そこで、「自分が描く絵に『被災された方の本当のメッセージ』を書き込んでもらい、それを全国の方に伝えたい」と思い立ちます。
2011年夏ごろからF130号サイズ(横194cm×縦162cm)の大作にとりかかり、震災後の「現在」を示す大人と、「未来」を示す子どもを描きました。先が見通せない福島を表すように、大人の目は一度描いたうえで塗りつぶしました。
2011年の冬に福島県の仮設住宅などを訪問。お参りに立ち寄った郡山市開成山大神宮の宮司から絵画制作の趣旨に賛同を得ます。年末年始に開成山大神宮の境内で一週間ほど作品の続きを描き、完成に近づけると同時に、神社を訪れた福島県内外の被災者1,000人以上から、絵に様々なメッセージをマジックで書き込んでもらいました。
被災した方は、伊藤さんに「せきを切ったように」被災体験を話したといいます。対話する中で、震災で家族を失い、孤独になったお年寄りもいました。体験を聴くだけでもつらく、被災した方を思い、さまざまな感情が伊藤さんの胸に迫ります。
震災直後の混沌とした状況下でしか書けないようなメッセージばかりでした。その中でも、「福島が元気になりますように 子どもたちが健康で成長できますように」といった、前向きな言葉が多く書かれたことが印象に残ったといいます。当初の絵にはなかったトルコキキョウの花を、未来を示す子の手に描き加えました。花言葉は「希望」、「感謝」です。
作品は2012年2月に完成し、被災地の声を伝えるため、愛知県や岐阜県、三重県、大阪府、東京都の美術館などで2年間、展示公開した後、福島県に寄贈し、震災と原子力災害を伝える当館での展示につながりました。

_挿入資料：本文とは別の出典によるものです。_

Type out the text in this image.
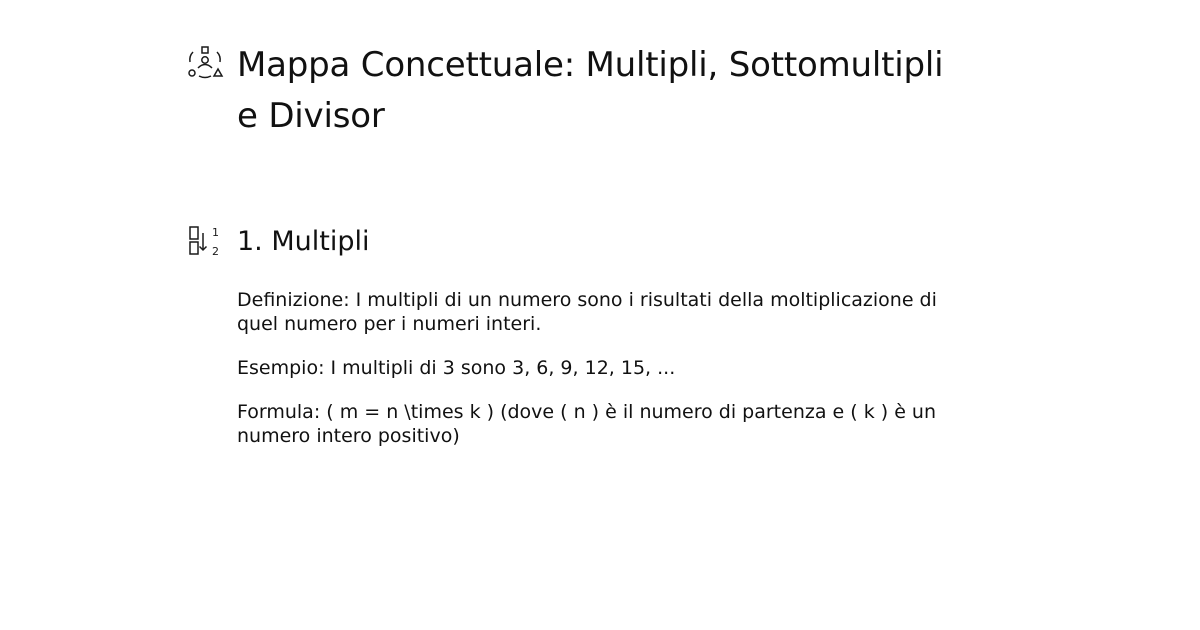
Mappa Concettuale: Multipli, Sottomultipli e Divisor
1
2 1. Multipli

Definizione: I multipli di un numero sono i risultati della moltiplicazione di quel numero per i numeri interi.

Esempio: I multipli di 3 sono 3, 6, 9, 12, 15, ...

Formula: ( m = n \times k ) (dove ( n ) è il numero di partenza e ( k ) è un numero intero positivo)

お披露目を終えた伊藤さんは「境内で絵を描き進めていた時はとても寒く、皆さんに心配していただきました。被災された方にある意味助けられて完成できました」と当時を振り返りました。そのうえで、「苦しみや悲しみ、不安を表現した作品でしたが、今は少し、福島の被災地にも明かりがさしているように思います。絵にメッセージをくださった被災者の方にお会いして、今のお気持ちを聞いてみたいですね」と話していました。
伊藤さんの油絵「被災地からのメッセージ」は当館1階エントランスホールに常設展示されています。